An entire squad of the Miami-Dade County, Fla., Police Department has been reprimanded after being caught slacking off on the job.

The officers were caught on surveillance video kissing significant others, shopping and drinking coffee, all the while covering their tracks of not responding to emergency calls or pretending to be on calls when they weren’t by falsifying police records, CBS4 reports.

One sergeant and two officers of Platoon III, Squad A, have been fired, while others have been suspended without pay.

Though the police department’s internal affairs began investigating the squad in 2010, they were ultimately not disciplined until September 2012. CBS4 News reported in 2010 that the officers had incurred 134 violations of departmental rules and procedures.

According to the Daily Mail, the incidents are being considered the worst acts of delinquency in the department’s history.

One of the worst offenders was Dario Socarras, who has been fired. He ignored an emergency call about an unconscious five-month-old baby for nine minutes as he drank coffee.

Socarras was also caught on video ignoring armed robbery and residential burglary calls in order to meet his girlfriend.

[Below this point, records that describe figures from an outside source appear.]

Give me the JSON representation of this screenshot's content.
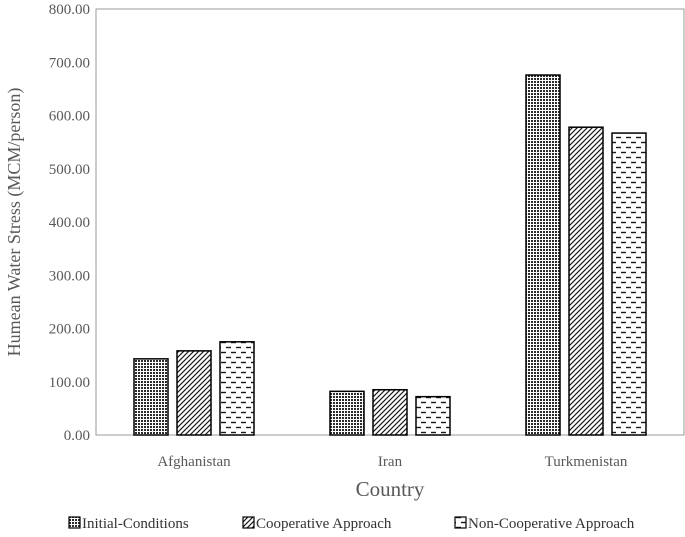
{
  "chart_data": {
    "type": "bar",
    "title": "",
    "xlabel": "Country",
    "ylabel": "Humean Water Stress (MCM/person)",
    "categories": [
      "Afghanistan",
      "Iran",
      "Turkmenistan"
    ],
    "series": [
      {
        "name": "Initial-Conditions",
        "values": [
          143,
          82,
          676
        ],
        "pattern": "dense-dots"
      },
      {
        "name": "Cooperative Approach",
        "values": [
          158,
          85,
          578
        ],
        "pattern": "diagonal-hatch"
      },
      {
        "name": "Non-Cooperative Approach",
        "values": [
          175,
          72,
          567
        ],
        "pattern": "dashed-horizontal"
      }
    ],
    "ylim": [
      0,
      800
    ],
    "yticks": [
      "0.00",
      "100.00",
      "200.00",
      "300.00",
      "400.00",
      "500.00",
      "600.00",
      "700.00",
      "800.00"
    ],
    "grid": false,
    "legend_position": "bottom"
  }
}
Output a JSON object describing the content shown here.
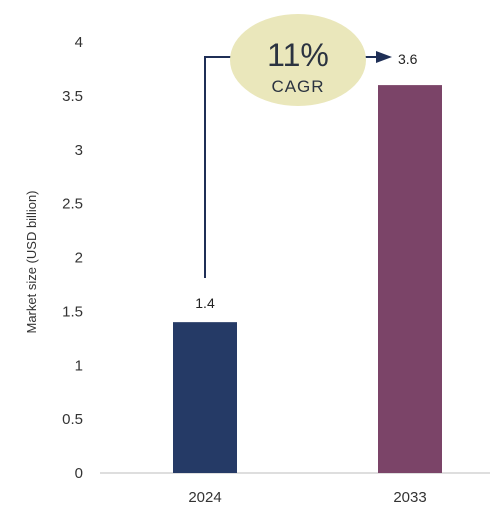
{
  "chart_data": {
    "type": "bar",
    "categories": [
      "2024",
      "2033"
    ],
    "values": [
      1.4,
      3.6
    ],
    "data_labels": [
      "1.4",
      "3.6"
    ],
    "title": "",
    "xlabel": "",
    "ylabel": "Market size (USD billion)",
    "ylim": [
      0,
      4
    ],
    "yticks": [
      "0",
      "0.5",
      "1",
      "1.5",
      "2",
      "2.5",
      "3",
      "3.5",
      "4"
    ],
    "grid": false,
    "bar_colors": [
      "#253a66",
      "#7b4468"
    ],
    "annotation": {
      "value": "11%",
      "label": "CAGR",
      "bubble_color": "#eae7bb",
      "arrow_color": "#1f2f56"
    }
  }
}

Another fired officer, Sgt. Jennifer Gonzalez, was caught on video shopping at Target and Lowes while on duty. She was also captured spending time with her boyfriend and visiting her parents when she should have been working.

Jose Huerta, the third fired officer, was discovered to have not responded to a call about a 5-year-old child locked inside a vehicle.

On several occasions, he was found to have claimed to be on a call when he was in fact free to respond as well as not calling in crimes in order to avoid filling out paperwork.

“We’re talking about falsification of official records, stealing time that doesn’t belong to you, because they are supposed to be available for service or duty and they are not,” former Miami Police Chief Ken Harms told CBS4’s Jim DeFede.

According to the TV station, all three officers are attempting to get their jobs back.